Reading about morning pages, I was armed with my standard my-child-doesn't-sleep-and-I-have-to-leave-early-and-everything-is-chaos-and-I'm-not-a-morning-person excuse. But then I stumbled upon this passage:

"Jungians tell us that upon awakening we have about a forty-five-minute window before our ego's defenses are in place. Catching ourselves off guard, we tell ourselves truth, and truth may differ markedly from our ego's versions of events. As we listen--and record--our actual feelings, we become habituated to the truth. We puncture 'I feel okay about that' to reveal that we may not feel okay at all. As we discover our authentic feelings, we discover our authentic selves, and those selves are fascinating." (The Listening Path, p. 9)


The morning time slot isn't about setting the day up. It's about disarming your ego. So I did it.
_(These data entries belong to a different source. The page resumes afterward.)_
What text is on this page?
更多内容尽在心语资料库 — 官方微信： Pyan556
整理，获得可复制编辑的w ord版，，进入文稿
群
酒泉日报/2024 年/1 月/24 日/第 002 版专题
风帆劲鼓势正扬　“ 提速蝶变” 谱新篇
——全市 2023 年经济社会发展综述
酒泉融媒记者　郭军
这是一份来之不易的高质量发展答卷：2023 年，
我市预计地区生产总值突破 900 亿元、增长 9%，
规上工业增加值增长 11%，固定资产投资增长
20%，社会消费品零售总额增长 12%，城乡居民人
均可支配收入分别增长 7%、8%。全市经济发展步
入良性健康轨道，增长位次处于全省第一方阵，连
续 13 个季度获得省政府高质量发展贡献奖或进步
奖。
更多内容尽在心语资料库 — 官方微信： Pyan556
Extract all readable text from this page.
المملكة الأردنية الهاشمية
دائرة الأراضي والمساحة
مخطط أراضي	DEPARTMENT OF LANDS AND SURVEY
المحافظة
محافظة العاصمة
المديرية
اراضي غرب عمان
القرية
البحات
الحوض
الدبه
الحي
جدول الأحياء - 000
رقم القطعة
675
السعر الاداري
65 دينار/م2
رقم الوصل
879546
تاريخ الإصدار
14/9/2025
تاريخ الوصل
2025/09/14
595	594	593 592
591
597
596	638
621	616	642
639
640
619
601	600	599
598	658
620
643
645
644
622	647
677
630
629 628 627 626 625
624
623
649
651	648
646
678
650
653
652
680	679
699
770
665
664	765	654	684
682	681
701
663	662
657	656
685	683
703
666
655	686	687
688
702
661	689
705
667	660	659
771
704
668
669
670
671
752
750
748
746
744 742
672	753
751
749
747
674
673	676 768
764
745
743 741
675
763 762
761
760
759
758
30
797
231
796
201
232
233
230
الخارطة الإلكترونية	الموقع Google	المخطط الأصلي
I woke up at 5:45 am and wrote morning pages, and anger I leaked out stayed caged in my journal that day. The next morning, I woke up at 5: 45 am and I had eked out just one page when my son woke up. But that was okay. That was the only time I was given that day. Then, when the secret was dropped into my mind, I was reeling. And I knew that I needed to go to bed so I could disarm my ego and write the truth. And I did.


As I begin The Listening Path in a nation filled with malice and contempt, I hope that I can learn to hear not just myself, but others with intention and discernment. Julia Cameron's book The Artist Way profoundly changed my life last year. It upended a pandemic for me and reframed the tragedy around me. While the beginning of 2021 has already had enough of illness, death, and mob violence, I hope that The Listening Path can forge a path to make it through.